- Fed adds a year to the Projection Materials, zero rates extend to the end of 2023.
- Economic outlook improves: GDP, employment and inflation.
- Equities mixed, Treasuries unchanged and dollar falls despite modestly better economic prospects.
- Why are the Projection Materials four years?
The Federal Reserve elaborated on last month’s policy shift to inflation averaging at Wednesday’s FOMC meeting, and even though its own predictions show a quickening recovery the fed funds rate is now expected to remain at the zero bound through the end of 2023.
Economic projections from the governors, the second set since the pandemic arrived in March, improved. The economy is now expected to contract 3.7% this year. In June the prediction was for a 6.7% annualized decline. Unemployment at the end of the year dropped to 7.6% from 9.3% and core PCE inflation should be 1.5% by December instead of 1.0%.
This was the first time the bank had pushed its forecasts out to a fourth year. Despite the addition 12 months all but four of the governors expected the fed funds rate to be unchanged at that terminus.
Inflation averaging, the new standard for price policy, will permit prices to run above 2% for as long as it take to bring the overall rate up to target before the FOMC will consider rate hikes.
The FOMC statement included an official version of the new inflation policy.
“The Committee seeks to achieve maximum employment and inflation at the rate of 2 percent over the longer run. With inflation running persistently below this longer-run goal, the Committee will aim to achieve inflation moderately above 2 percent for some time so that inflation averages 2 percent over time and longer-term inflation expectations remain well anchored at 2 percent.”
Equities were mostly lower with the S&P 500 shedding 0.46%, 15.71 points and the Nasdaq losing 1.25%, 139.83 points. The Dow salvaged a 36.78 point gain, 0.13% after having been up over 300 points in the hour following the Fed announcement.
Treasuries were unchanged across the yield curve with less than a basis point gain or loss in yields for terms from 3 months to 30 years.

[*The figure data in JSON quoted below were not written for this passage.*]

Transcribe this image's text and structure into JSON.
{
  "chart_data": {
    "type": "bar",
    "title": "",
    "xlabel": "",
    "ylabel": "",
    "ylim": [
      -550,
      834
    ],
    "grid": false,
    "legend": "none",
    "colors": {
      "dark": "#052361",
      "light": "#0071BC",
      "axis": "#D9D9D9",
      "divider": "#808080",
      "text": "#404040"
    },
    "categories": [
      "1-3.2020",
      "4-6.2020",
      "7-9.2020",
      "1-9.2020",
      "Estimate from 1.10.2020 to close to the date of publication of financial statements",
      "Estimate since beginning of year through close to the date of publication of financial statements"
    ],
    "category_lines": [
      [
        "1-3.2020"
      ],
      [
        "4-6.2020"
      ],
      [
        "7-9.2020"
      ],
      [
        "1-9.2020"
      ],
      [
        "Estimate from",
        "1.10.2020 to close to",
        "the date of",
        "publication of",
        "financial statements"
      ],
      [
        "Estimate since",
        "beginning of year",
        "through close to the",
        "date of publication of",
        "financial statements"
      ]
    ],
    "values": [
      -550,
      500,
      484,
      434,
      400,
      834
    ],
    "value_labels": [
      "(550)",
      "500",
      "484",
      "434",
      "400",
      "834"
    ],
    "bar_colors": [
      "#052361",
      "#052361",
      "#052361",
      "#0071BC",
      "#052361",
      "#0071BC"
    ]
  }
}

The dollar slipped in all of the major pairs except the euro which fell below 1.1800 for the first time in a week. Initial dollar gains faded as equities gave up their burst of optimism from the improving near term outlook and settled on the Fed’s lengthening view for the necessity of zero rates.
Zero rates and the US economy
The Fed’s move to near permanence for zero interest rates came as the US is showing signs of shaking off the impact of the from the economic shutdowns in March and April.
Employment has expanded for four months and though retail sales missed expectations in August coming at 0.6% on a 1% forecast the six month averages, including the two closed months, of 0.87% in sales and 1.28% in the control group are the best half year in over a decade.
It bears repeating the collapse in consumption in the shutdown was followed by an even stronger burst of spending that did not just recover the lost months but put the consumer economy at the forefront of the revival.
Chairman Powell’s summary caution was again notable in his estimate of the banks role in supporting the economy. “I would not say we are out of ammo. We have lending, the balance sheet and forward guidance. There is still plenty more we can do. We do think our rate stance will provide powerful help to the economy.”
One question that was not asked of Mr. Powell. What was the logic of the additional year of economic projections?
Could it have been needed to avoid making 0.1% in the "Longer run" category seem like lower rates forever?